When she became pregnant a year after her heart transplant, she asked Dr. Hunt, “Can I keep it?” At the time, the Stanford transplant team discouraged patients from conceiving a child because of the risk of complications such as rejection, infection, and graft dysfunction, a life-threatening complication that affects the heart’s ability to circulate blood effectively. But Yolanda was willing to do whatever it would take to have a baby, and Dr. Hunt was ready to help. “That’s how I had my daughter Monique,” said Yolanda. “She is the first baby born to a heart transplant recipient at Stanford. The delivery room was packed with 28 people, all of whom wanted to witness the historic birth.”
Yolanda was fine for years with her new heart and Dr. Hunt continued to care for her. But she had a setback in mid 2015 when her heart and kidneys began to fail. Her blood pressure periodically plummeted, causing fainting spells. The first occurred in the middle of the night. Yolanda woke up on the floor, her dog persistently nudging and licking her. His bark alerted her daughter that something was wrong. “He is my furry savior,” said Yolanda. She received a second heart transplant on November 9, 2015. Because her body was also showing signs of kidney failure, her Stanford transplant team made the decision to simultaneously conduct a kidney transplant.

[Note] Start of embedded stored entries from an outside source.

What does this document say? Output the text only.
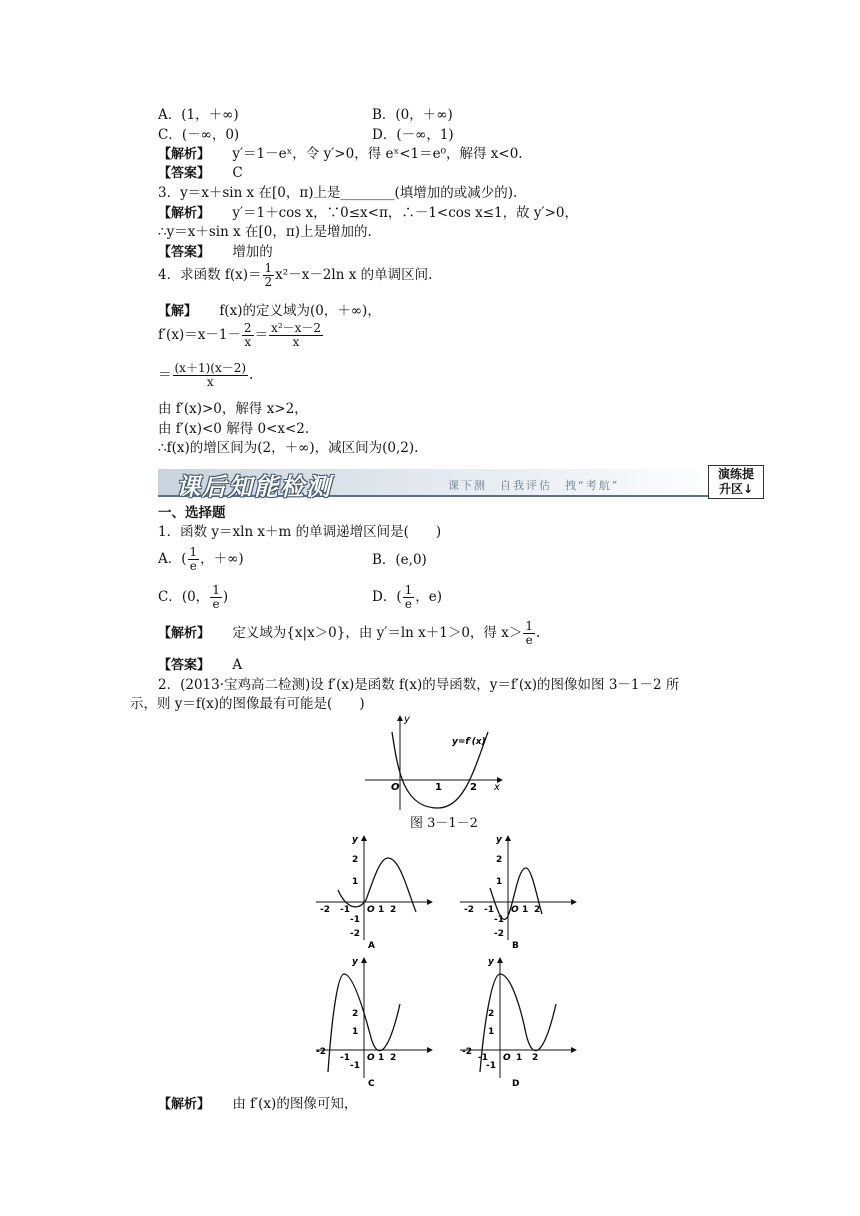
A．(1，＋∞)	B．(0，＋∞)
C．(－∞，0)	D．(－∞，1)
【解析】 y′＝1－eˣ，令 y′>0，得 eˣ<1＝e⁰，解得 x<0.
【答案】 C
3．y＝x＋sin x 在[0，π)上是________(填增加的或减少的).
【解析】 y′＝1＋cos x，∵0≤x<π，∴－1<cos x≤1，故 y′>0，
∴y＝x＋sin x 在[0，π)上是增加的.
【答案】 增加的
4．求函数 $f(x)= \frac{1}{2} x^2-x-2\ln$ x 的单调区间.
【解】 f(x)的定义域为(0，＋∞)，
$f'(x)=x-1- \frac{2}{x} = \frac{\text{x²－x－2}}{x}$
＝ $\frac{(x+1)(x-2)}{x}$ .
由 f′(x)>0，解得 x>2，
由 f′(x)<0 解得 0<x<2.
∴f(x)的增区间为(2，＋∞)，减区间为(0,2).
课后知能检测	课下测　自我评估　拽“考航”
演练提
升区↓
一、选择题
1．函数 y＝xln x＋m 的单调递增区间是(　　)
A．( $\frac{1}{e}$ ，＋∞)	B．(e,0)
C．(0， $\frac{1}{e}$ )	D．( $\frac{1}{e}$ ，e)
【解析】 定义域为{x|x＞0}，由 y′＝ln x＋1＞0，得 $x> \frac{1}{e}$ .
【答案】 A
2．(2013·宝鸡高二检测)设 f′(x)是函数 f(x)的导函数，y＝f′(x)的图像如图 3－1－2 所
示，则 y＝f(x)的图像最有可能是(　　)
y
x
y=f′(x)
O	1	2
图 3－1－2
y
2
1
-1
-2
-2 -1 O 1 2
A
y
2
1
-1
-2
-2 -1 O 1 2
B
y
2
1
-1
-2
-1 O 1 2
C
y
2
1
-1
-2
-1 O 1 2
D
【解析】 由 f′(x)的图像可知，
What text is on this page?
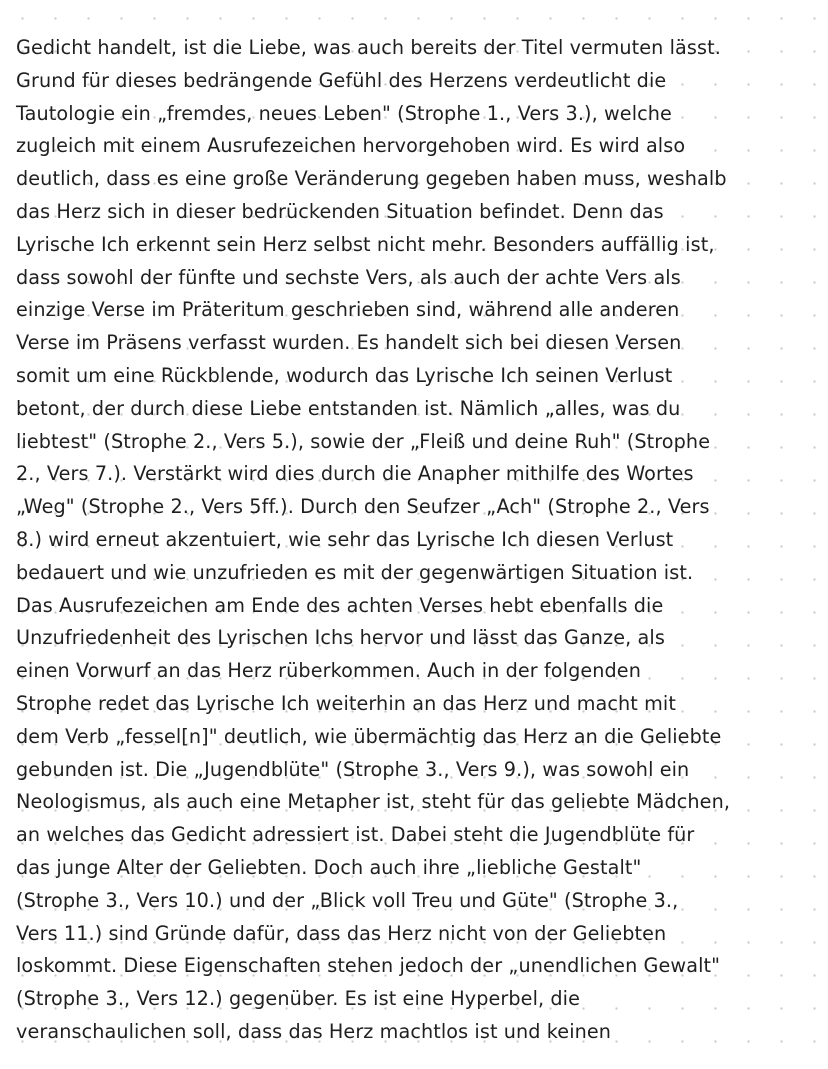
Gedicht handelt, ist die Liebe, was auch bereits der Titel vermuten lässt.
Grund für dieses bedrängende Gefühl des Herzens verdeutlicht die
Tautologie ein „fremdes, neues Leben" (Strophe 1., Vers 3.), welche
zugleich mit einem Ausrufezeichen hervorgehoben wird. Es wird also
deutlich, dass es eine große Veränderung gegeben haben muss, weshalb
das Herz sich in dieser bedrückenden Situation befindet. Denn das
Lyrische Ich erkennt sein Herz selbst nicht mehr. Besonders auffällig ist,
dass sowohl der fünfte und sechste Vers, als auch der achte Vers als
einzige Verse im Präteritum geschrieben sind, während alle anderen
Verse im Präsens verfasst wurden. Es handelt sich bei diesen Versen
somit um eine Rückblende, wodurch das Lyrische Ich seinen Verlust
betont, der durch diese Liebe entstanden ist. Nämlich „alles, was du
liebtest" (Strophe 2., Vers 5.), sowie der „Fleiß und deine Ruh" (Strophe
2., Vers 7.). Verstärkt wird dies durch die Anapher mithilfe des Wortes
„Weg" (Strophe 2., Vers 5ff.). Durch den Seufzer „Ach" (Strophe 2., Vers
8.) wird erneut akzentuiert, wie sehr das Lyrische Ich diesen Verlust
bedauert und wie unzufrieden es mit der gegenwärtigen Situation ist.
Das Ausrufezeichen am Ende des achten Verses hebt ebenfalls die
Unzufriedenheit des Lyrischen Ichs hervor und lässt das Ganze, als
einen Vorwurf an das Herz rüberkommen. Auch in der folgenden
Strophe redet das Lyrische Ich weiterhin an das Herz und macht mit
dem Verb „fessel[n]" deutlich, wie übermächtig das Herz an die Geliebte
gebunden ist. Die „Jugendblüte" (Strophe 3., Vers 9.), was sowohl ein
Neologismus, als auch eine Metapher ist, steht für das geliebte Mädchen,
an welches das Gedicht adressiert ist. Dabei steht die Jugendblüte für
das junge Alter der Geliebten. Doch auch ihre „liebliche Gestalt"
(Strophe 3., Vers 10.) und der „Blick voll Treu und Güte" (Strophe 3.,
Vers 11.) sind Gründe dafür, dass das Herz nicht von der Geliebten
loskommt. Diese Eigenschaften stehen jedoch der „unendlichen Gewalt"
(Strophe 3., Vers 12.) gegenüber. Es ist eine Hyperbel, die
veranschaulichen soll, dass das Herz machtlos ist und keinen
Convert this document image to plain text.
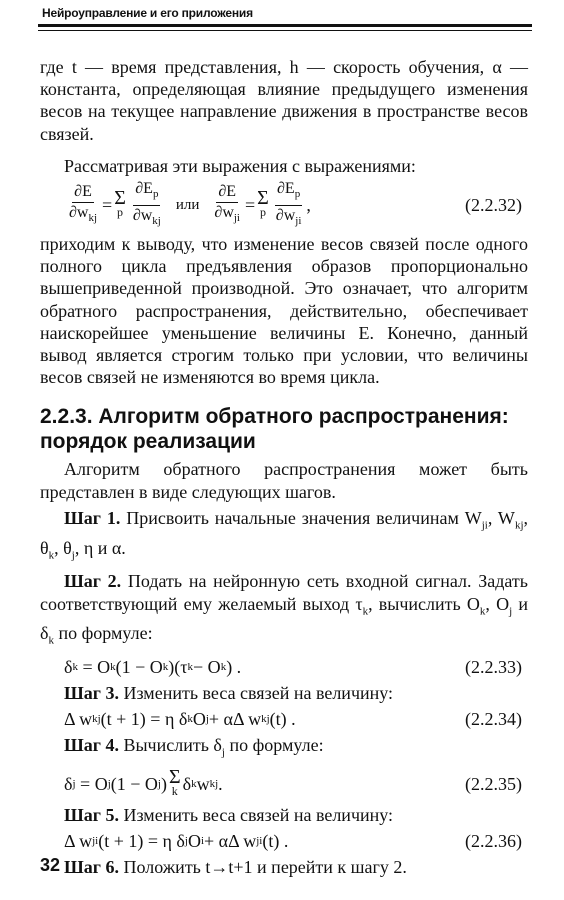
Нейроуправление и его приложения

где t — время представления, h — скорость обучения, α — константа, определяющая влияние предыдущего изменения весов на текущее направление движения в пространстве весов связей.

Рассматривая эти выражения с выражениями:

$\frac{\partial E}{\partial w_{kj}} = \Sigma$
p $\frac{\partial E_p}{\partial w_{kj}}$ или $\frac{\partial E}{\partial w_{ji}} = \Sigma$
p $\frac{\partial E_p}{\partial w_{ji}}$ ,	(2.2.32)

приходим к выводу, что изменение весов связей после одного полного цикла предъявления образов пропорционально вышеприведенной производной. Это означает, что алгоритм обратного распространения, действительно, обеспечивает наискорейшее уменьшение величины E. Конечно, данный вывод является строгим только при условии, что величины весов связей не изменяются во время цикла.

2.2.3. Алгоритм обратного распространения: порядок реализации

Алгоритм обратного распространения может быть представлен в виде следующих шагов.

Шаг 1. Присвоить начальные значения величинам $W_{ji}$, $W_{kj}$, $\theta_k$, $\theta_j$, η и α.

Шаг 2. Подать на нейронную сеть входной сигнал. Задать соответствующий ему желаемый выход $\tau_k$, вычислить $O_k$, $O_j$ и $\delta_k$ по формуле:

δ k = O k (1 − O k )(τ k − O k ) .	(2.2.33)

Шаг 3. Изменить веса связей на величину:

Δ w kj (t + 1) = η δ k O j + αΔ w kj (t) .	(2.2.34)

Шаг 4. Вычислить $\delta_j$ по формуле:

δ j = O j (1 − O j ) Σ
k δ k w kj .	(2.2.35)

Шаг 5. Изменить веса связей на величину:

Δ w ji (t + 1) = η δ j O i + αΔ w ji (t) .	(2.2.36)

Шаг 6. Положить t→t+1 и перейти к шагу 2.

32
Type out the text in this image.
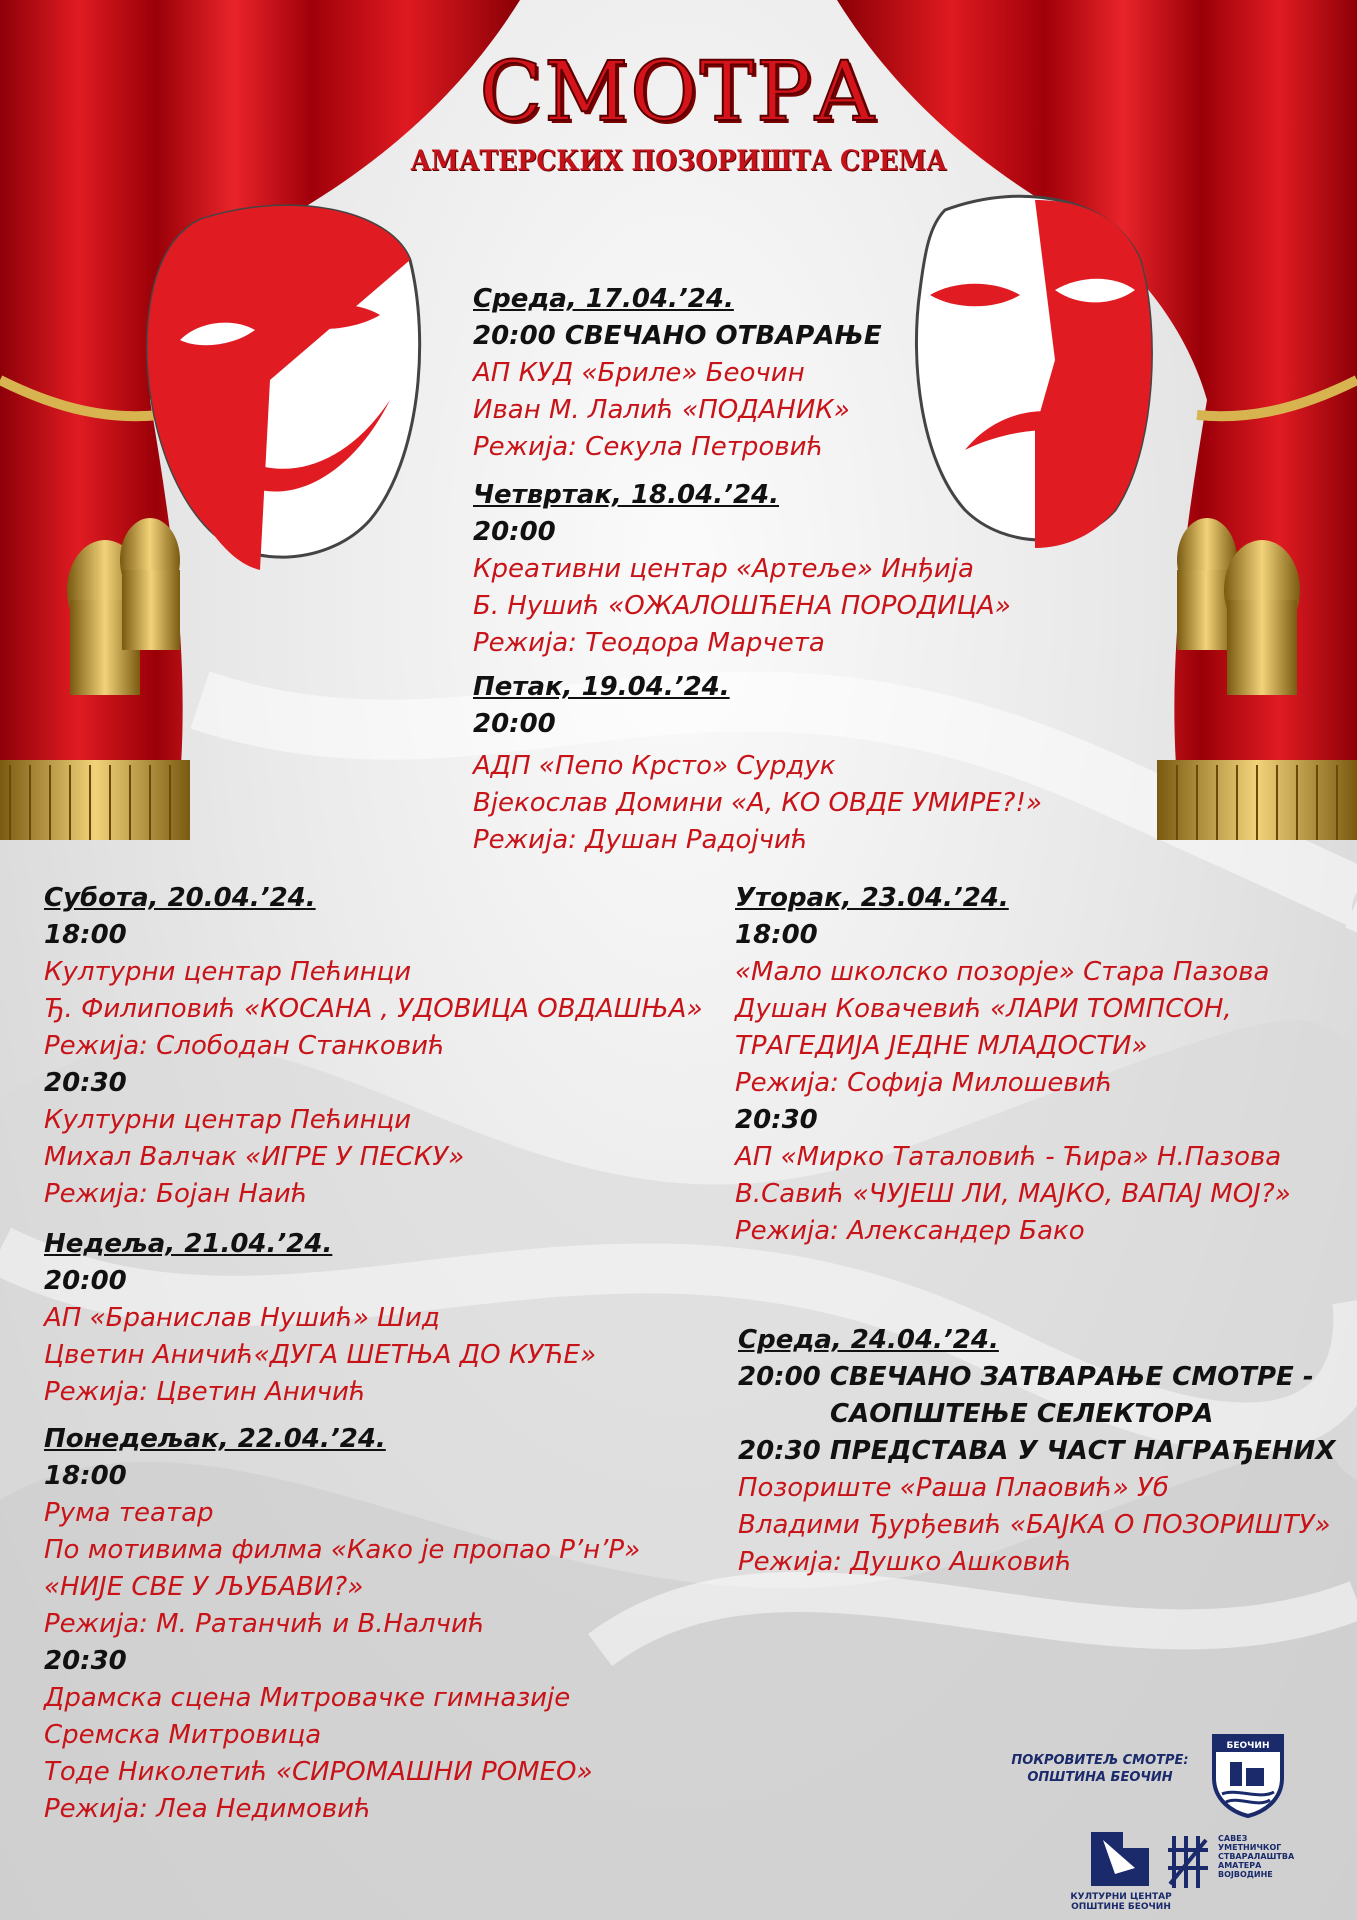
СМОТРА
АМАТЕРСКИХ ПОЗОРИШТА СРЕМА
Среда, 17.04.’24.
20:00 СВЕЧАНО ОТВАРАЊЕ
АП КУД «Бриле» Беочин
Иван М. Лалић «ПОДАНИК»
Режија: Секула Петровић
Четвртак, 18.04.’24.
20:00
Креативни центар «Артеље» Инђија
Б. Нушић «ОЖАЛОШЋЕНА ПОРОДИЦА»
Режија: Теодора Марчета
Петак, 19.04.’24.
20:00
АДП «Пепо Крсто» Сурдук
Вјекослав Домини «А, КО ОВДЕ УМИРЕ?!»
Режија: Душан Радојчић
Субота, 20.04.’24.
18:00
Културни центар Пећинци
Ђ. Филиповић «КОСАНА , УДОВИЦА ОВДАШЊА»
Режија: Слободан Станковић
20:30
Културни центар Пећинци
Михал Валчак «ИГРЕ У ПЕСКУ»
Режија: Бојан Наић
Недеља, 21.04.’24.
20:00
АП «Бранислав Нушић» Шид
Цветин Аничић«ДУГА ШЕТЊА ДО КУЋЕ»
Режија: Цветин Аничић
Понедељак, 22.04.’24.
18:00
Рума театар
По мотивима филма «Како је пропао Р’н’Р»
«НИЈЕ СВЕ У ЉУБАВИ?»
Режија: М. Ратанчић и В.Налчић
20:30
Драмска сцена Митровачке гимназије
Сремска Митровица
Тоде Николетић «СИРОМАШНИ РОМЕО»
Режија: Леа Недимовић
Уторак, 23.04.’24.
18:00
«Мало школско позорје» Стара Пазова
Душан Ковачевић «ЛАРИ ТОМПСОН,
ТРАГЕДИЈА ЈЕДНЕ МЛАДОСТИ»
Режија: Софија Милошевић
20:30
АП «Мирко Таталовић - Ћира» Н.Пазова
В.Савић «ЧУЈЕШ ЛИ, МАЈКО, ВАПАЈ МОЈ?»
Режија: Александер Бако
Среда, 24.04.’24.
20:00 СВЕЧАНО ЗАТВАРАЊЕ СМОТРЕ -
САОПШТЕЊЕ СЕЛЕКТОРА
20:30 ПРЕДСТАВА У ЧАСТ НАГРАЂЕНИХ
Позориште «Раша Плаовић» Уб
Владими Ђурђевић «БАЈКА О ПОЗОРИШТУ»
Режија: Душко Ашковић
ПОКРОВИТЕЉ СМОТРЕ:
ОПШТИНА БЕОЧИН
БЕОЧИН
КУЛТУРНИ ЦЕНТАР
ОПШТИНЕ БЕОЧИН
САВЕЗ
УМЕТНИЧКОГ
СТВАРАЛАШТВА
АМАТЕРА
ВОЈВОДИНЕ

Stanford at “heart” of innovation
Today, approximately 50 patients undergo heart transplantation at Stanford each year, and the program has performed more than 1,200 heart transplants over five decades. Stanford remains the oldest, continuously operating heart transplant center in the world, and its physicians are responsible for many of the innovations that continue to improve long-term survival. Research conducted by Dr. Shumway and his team led to the use of the anti-rejection drug cyclosporine and to an innovative biopsy technique that allows doctors to spot rejection in a transplanted organ earlier and administer anti-rejection measures to save the heart.
Stanford doctors also performed the first successful simultaneous transplant of the heart and lungs, and the first successful implantation of a left ventricular assist device. A Stanford pathologist created the classification system used to determine rejection, and Stanford researchers developed a noninvasive way to detect rejection earlier than previously possible.
“Stanford really is the birthplace of heart transplantation,” said Kiran Khush, MD, a transplant cardiologist who works as part of a team of physicians, nurses, physical therapists, social workers, dieticians, and pharmacists to care for patients before, during, and after heart transplantation.
For Yolanda’s daughter Monique, Stanford is simply home. “It’s where my son Jonah was born. It’s where I was born,” she said. “And it’s where my mom got both of her new lives. Stanford is definitely a special place for us.”